Friday, March 28, 2014

Ростов Ярославский, 13 \NOV \2013

[dt]
Unter Freunden Feinden feigen Wolken knittern Zweifel aus Ketten aus perligem Schweiß und ich kratze meinen Nacken. So wie alles errötet, höre & erröte ich weiter. Solche Gespräche weiden mich aus. Artig und aufmerksam stehe ich das erste Mal auf dem Teppichboden des Rostover Hotels. Die grünen Wände stehen fügsam und starren. Neben mir Carlo, der mir beisteht. Mir gegenüber ruht aufrecht ein circa 55-jähriger Russe in einer echten Daunenjacke, die vergeblich versucht seine Kälte zu beschäftigen. Seinen Namen habe ich nie erfahren. Ihm fehlt ganz sicher ein Zahn. So krempelt sich seine untere Lippe stetig um, dass er vor unnötigem Wissen gleich anfangen wird zu pfeifen, wie ein Kessel, der einen Fluch würgt. 
Seine Gesten begleitet er mit einer flockigen Leichtigkeit, die mich verunsichert. Es war die deutsche Sprache, die ihn überhaupt aufmerksam macht; fängt erst an einzelne deutsche Wörter zu verpfilzen, jedoch wirklich schmiegen tut sich das Russische entlang des künstlich belaubten Korridors. Das Gespräch ist da. Erzählt, daß er 20 mal in München war, 11 mal in Hamburg, einige Male in Nürnberg.
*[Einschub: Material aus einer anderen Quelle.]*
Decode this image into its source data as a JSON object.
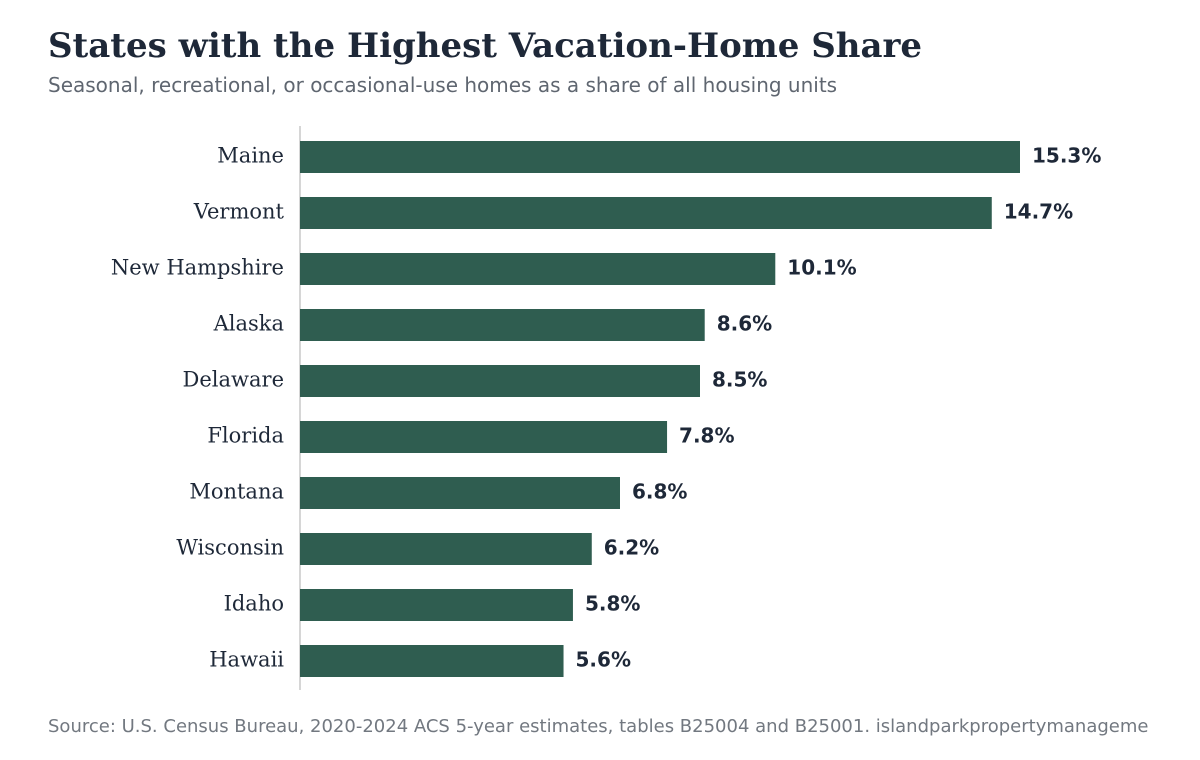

Alles weiter auf Russisch, mit bemühtem deutschem Stich (eine Geste, die sich an mich richtet), da Reisen und Fremde auch Fremde bilden kann. Es war aber schon vorher klar, dass ich einen Geschäftsmann amüsiere. Zugegebenermaßen empfinde ich ein Wohlsein, als ich ihm sage, ich bin Pole; ich betrachte gerne seine Verwirrung -den Paradigmenwechsel, der quer über sein Gesicht schüttert, von Deutsch zu Polnisch, von Respekt zu Abfall. Er schildert mir, dass ich keinem hier erzählen soll, ich sei Pole. Spricht über Warschau, über Moskau, wo mit den Ultranationalisten und ihren städtischen Häupten die gleiche Scheiße verkleckert wird. Ich spüre meine gründlichen Sätze wüten, dann spüre ich Erschöpfung, horche teilstumm weiter. Er führt fort und erläutert laut, dass Chopin auf Mallorca starb. Wichtig -aber vielleicht eher doch unwahr?
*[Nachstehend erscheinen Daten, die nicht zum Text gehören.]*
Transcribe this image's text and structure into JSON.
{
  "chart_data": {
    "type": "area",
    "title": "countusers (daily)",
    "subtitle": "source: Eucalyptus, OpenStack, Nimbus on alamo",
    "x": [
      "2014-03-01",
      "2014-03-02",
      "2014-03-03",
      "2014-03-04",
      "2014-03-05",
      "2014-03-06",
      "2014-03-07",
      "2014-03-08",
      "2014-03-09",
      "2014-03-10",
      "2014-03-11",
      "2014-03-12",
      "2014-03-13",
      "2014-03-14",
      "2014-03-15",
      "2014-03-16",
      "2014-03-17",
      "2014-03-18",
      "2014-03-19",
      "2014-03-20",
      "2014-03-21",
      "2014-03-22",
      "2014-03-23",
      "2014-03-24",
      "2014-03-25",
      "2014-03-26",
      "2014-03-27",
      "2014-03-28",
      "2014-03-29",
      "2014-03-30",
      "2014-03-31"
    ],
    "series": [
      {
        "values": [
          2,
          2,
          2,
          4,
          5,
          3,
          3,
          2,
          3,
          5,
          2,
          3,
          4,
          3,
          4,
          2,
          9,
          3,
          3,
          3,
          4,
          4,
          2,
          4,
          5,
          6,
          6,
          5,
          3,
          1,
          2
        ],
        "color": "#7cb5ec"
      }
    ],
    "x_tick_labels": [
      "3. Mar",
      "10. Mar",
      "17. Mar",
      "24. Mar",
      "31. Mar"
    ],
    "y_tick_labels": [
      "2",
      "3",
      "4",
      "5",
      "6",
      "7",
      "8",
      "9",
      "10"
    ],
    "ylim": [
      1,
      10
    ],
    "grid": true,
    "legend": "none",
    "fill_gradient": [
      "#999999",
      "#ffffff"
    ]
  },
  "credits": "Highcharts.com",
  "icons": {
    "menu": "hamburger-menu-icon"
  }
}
Dass Kościuszko ein britischer Agent war. Eben plötzlich da überkommt mich ein besiegendes Gefühl von Laster. Der letzte Schuß erträglichen Schwachsinns ist gefallen. Ich schöpfe nichts mehr, taumele im Geiste näher der Klippe, nuckele an einer ausgedrückten Kippe, schon weg -vielleicht bin ich verwundend?- da erzählt mir mein gefährlicher Gesprächspartner, dass die Polen seit 1000 Jahren nichts weiter als Provokateure seien. Sich immer nur widersetzt haben, aufmüpfig und vergeblich einen Aufstand nach dem Nächsten jagten. Meine Gedanken an den Ansichtentausch haben mich den flauschigen Rückweg vergessen lassen.
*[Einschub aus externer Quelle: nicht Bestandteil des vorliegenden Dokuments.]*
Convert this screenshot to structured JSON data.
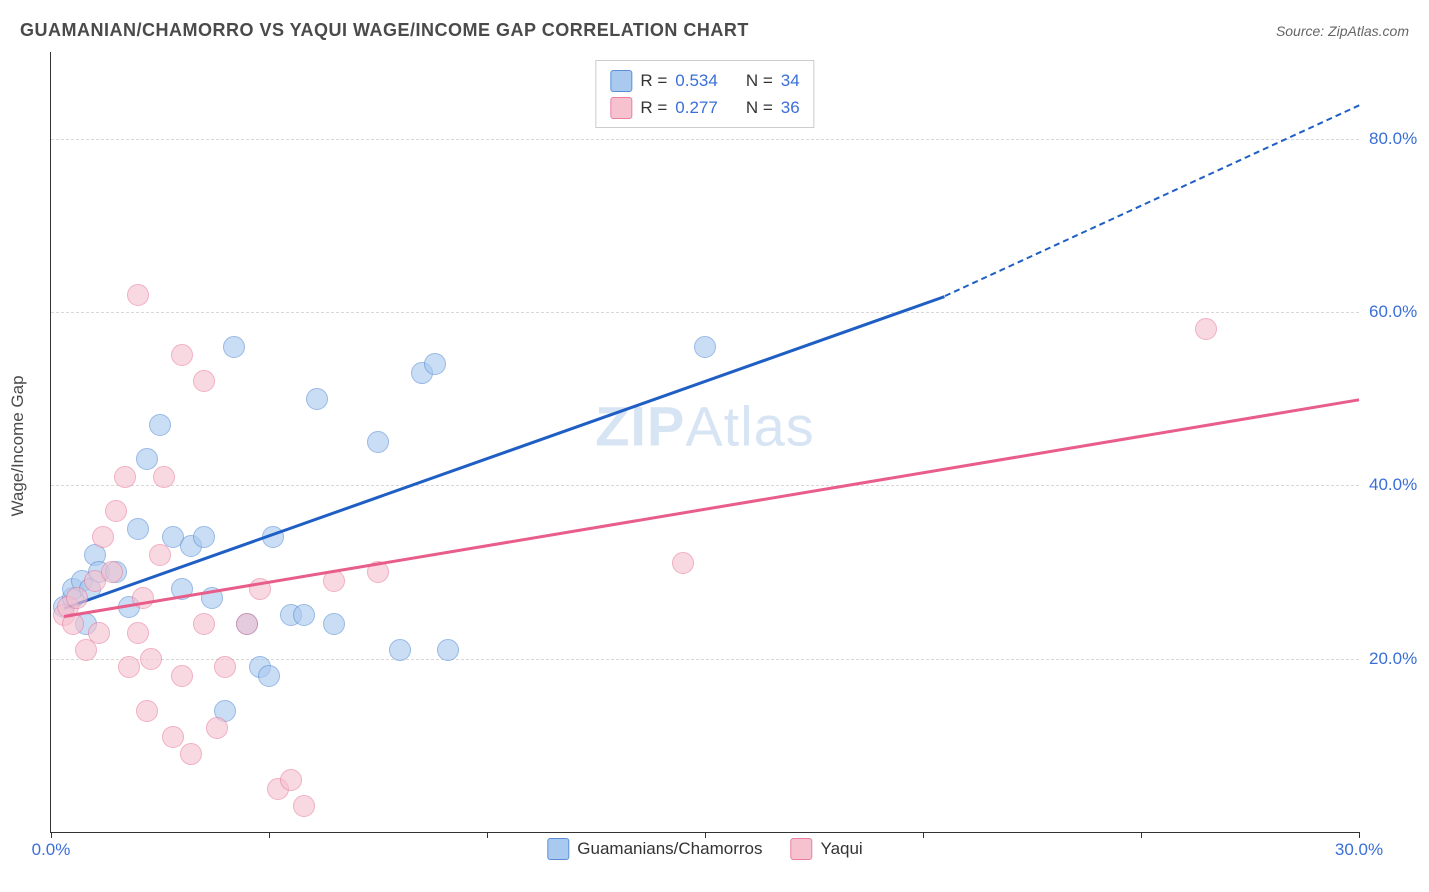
{
  "header": {
    "title": "GUAMANIAN/CHAMORRO VS YAQUI WAGE/INCOME GAP CORRELATION CHART",
    "source": "Source: ZipAtlas.com"
  },
  "watermark": {
    "zip": "ZIP",
    "atlas": "Atlas"
  },
  "chart": {
    "type": "scatter",
    "y_axis_title": "Wage/Income Gap",
    "background_color": "#ffffff",
    "grid_color": "#d8d8d8",
    "axis_color": "#333333",
    "tick_label_color": "#3a6fd8",
    "tick_fontsize": 17,
    "axis_title_fontsize": 17,
    "xlim": [
      0,
      30
    ],
    "ylim": [
      0,
      90
    ],
    "x_ticks": [
      {
        "pos": 0,
        "label": "0.0%"
      },
      {
        "pos": 5,
        "label": ""
      },
      {
        "pos": 10,
        "label": ""
      },
      {
        "pos": 15,
        "label": ""
      },
      {
        "pos": 20,
        "label": ""
      },
      {
        "pos": 25,
        "label": ""
      },
      {
        "pos": 30,
        "label": "30.0%"
      }
    ],
    "y_ticks": [
      {
        "pos": 20,
        "label": "20.0%"
      },
      {
        "pos": 40,
        "label": "40.0%"
      },
      {
        "pos": 60,
        "label": "60.0%"
      },
      {
        "pos": 80,
        "label": "80.0%"
      }
    ],
    "series": [
      {
        "id": "guamanians",
        "label": "Guamanians/Chamorros",
        "r": "0.534",
        "n": "34",
        "point_fill": "#a9c9ee",
        "point_stroke": "#5a8fd6",
        "line_color": "#1f5fc4",
        "points": [
          {
            "x": 0.3,
            "y": 26
          },
          {
            "x": 0.5,
            "y": 27
          },
          {
            "x": 0.5,
            "y": 28
          },
          {
            "x": 0.7,
            "y": 29
          },
          {
            "x": 0.8,
            "y": 24
          },
          {
            "x": 0.9,
            "y": 28
          },
          {
            "x": 1.0,
            "y": 32
          },
          {
            "x": 1.1,
            "y": 30
          },
          {
            "x": 1.5,
            "y": 30
          },
          {
            "x": 1.8,
            "y": 26
          },
          {
            "x": 2.0,
            "y": 35
          },
          {
            "x": 2.2,
            "y": 43
          },
          {
            "x": 2.5,
            "y": 47
          },
          {
            "x": 2.8,
            "y": 34
          },
          {
            "x": 3.0,
            "y": 28
          },
          {
            "x": 3.2,
            "y": 33
          },
          {
            "x": 3.5,
            "y": 34
          },
          {
            "x": 3.7,
            "y": 27
          },
          {
            "x": 4.0,
            "y": 14
          },
          {
            "x": 4.2,
            "y": 56
          },
          {
            "x": 4.5,
            "y": 24
          },
          {
            "x": 4.8,
            "y": 19
          },
          {
            "x": 5.0,
            "y": 18
          },
          {
            "x": 5.1,
            "y": 34
          },
          {
            "x": 5.5,
            "y": 25
          },
          {
            "x": 5.8,
            "y": 25
          },
          {
            "x": 6.1,
            "y": 50
          },
          {
            "x": 6.5,
            "y": 24
          },
          {
            "x": 7.5,
            "y": 45
          },
          {
            "x": 8.0,
            "y": 21
          },
          {
            "x": 8.5,
            "y": 53
          },
          {
            "x": 8.8,
            "y": 54
          },
          {
            "x": 9.1,
            "y": 21
          },
          {
            "x": 15.0,
            "y": 56
          }
        ],
        "trend": {
          "x1": 0.3,
          "y1": 26,
          "x2": 20.5,
          "y2": 62,
          "x2_dash": 30,
          "y2_dash": 84
        }
      },
      {
        "id": "yaqui",
        "label": "Yaqui",
        "r": "0.277",
        "n": "36",
        "point_fill": "#f6c2d0",
        "point_stroke": "#e87f9f",
        "line_color": "#e85d8a",
        "points": [
          {
            "x": 0.3,
            "y": 25
          },
          {
            "x": 0.4,
            "y": 26
          },
          {
            "x": 0.5,
            "y": 24
          },
          {
            "x": 0.6,
            "y": 27
          },
          {
            "x": 0.8,
            "y": 21
          },
          {
            "x": 1.0,
            "y": 29
          },
          {
            "x": 1.1,
            "y": 23
          },
          {
            "x": 1.2,
            "y": 34
          },
          {
            "x": 1.4,
            "y": 30
          },
          {
            "x": 1.5,
            "y": 37
          },
          {
            "x": 1.7,
            "y": 41
          },
          {
            "x": 1.8,
            "y": 19
          },
          {
            "x": 2.0,
            "y": 62
          },
          {
            "x": 2.0,
            "y": 23
          },
          {
            "x": 2.1,
            "y": 27
          },
          {
            "x": 2.2,
            "y": 14
          },
          {
            "x": 2.3,
            "y": 20
          },
          {
            "x": 2.5,
            "y": 32
          },
          {
            "x": 2.6,
            "y": 41
          },
          {
            "x": 2.8,
            "y": 11
          },
          {
            "x": 3.0,
            "y": 18
          },
          {
            "x": 3.0,
            "y": 55
          },
          {
            "x": 3.2,
            "y": 9
          },
          {
            "x": 3.5,
            "y": 24
          },
          {
            "x": 3.5,
            "y": 52
          },
          {
            "x": 3.8,
            "y": 12
          },
          {
            "x": 4.0,
            "y": 19
          },
          {
            "x": 4.5,
            "y": 24
          },
          {
            "x": 4.8,
            "y": 28
          },
          {
            "x": 5.2,
            "y": 5
          },
          {
            "x": 5.8,
            "y": 3
          },
          {
            "x": 5.5,
            "y": 6
          },
          {
            "x": 6.5,
            "y": 29
          },
          {
            "x": 7.5,
            "y": 30
          },
          {
            "x": 14.5,
            "y": 31
          },
          {
            "x": 26.5,
            "y": 58
          }
        ],
        "trend": {
          "x1": 0.3,
          "y1": 25,
          "x2": 30,
          "y2": 50
        }
      }
    ],
    "legend_r": {
      "r_label": "R =",
      "n_label": "N ="
    }
  }
}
Mein Körper liegt nun im Hotelzimmer. Zurück denkend an diesen einen daunenden Russen, multipliziere ich ihn mal 17 Millionen Quadratkilometer; schüttele dann den Kopf und Versuche mich zu beschwichtigen, dass ich doch nicht von Vorurteilen verseucht bin. Kein Grund Angst zu haben.
So entspanne ich seltsam den ganzen Körper & währenddessen strahlt der kleine hängende Fernseher  ein Spiel aus, das Geschichte schreibt während die Gegenwart sich vergeblich abmüht unberechenbar zu sein. Carlo und ich stützen uns gegenseitig die Kinnladen. Denn. Ukraine gewinnt gegen Frankreich, 2:0.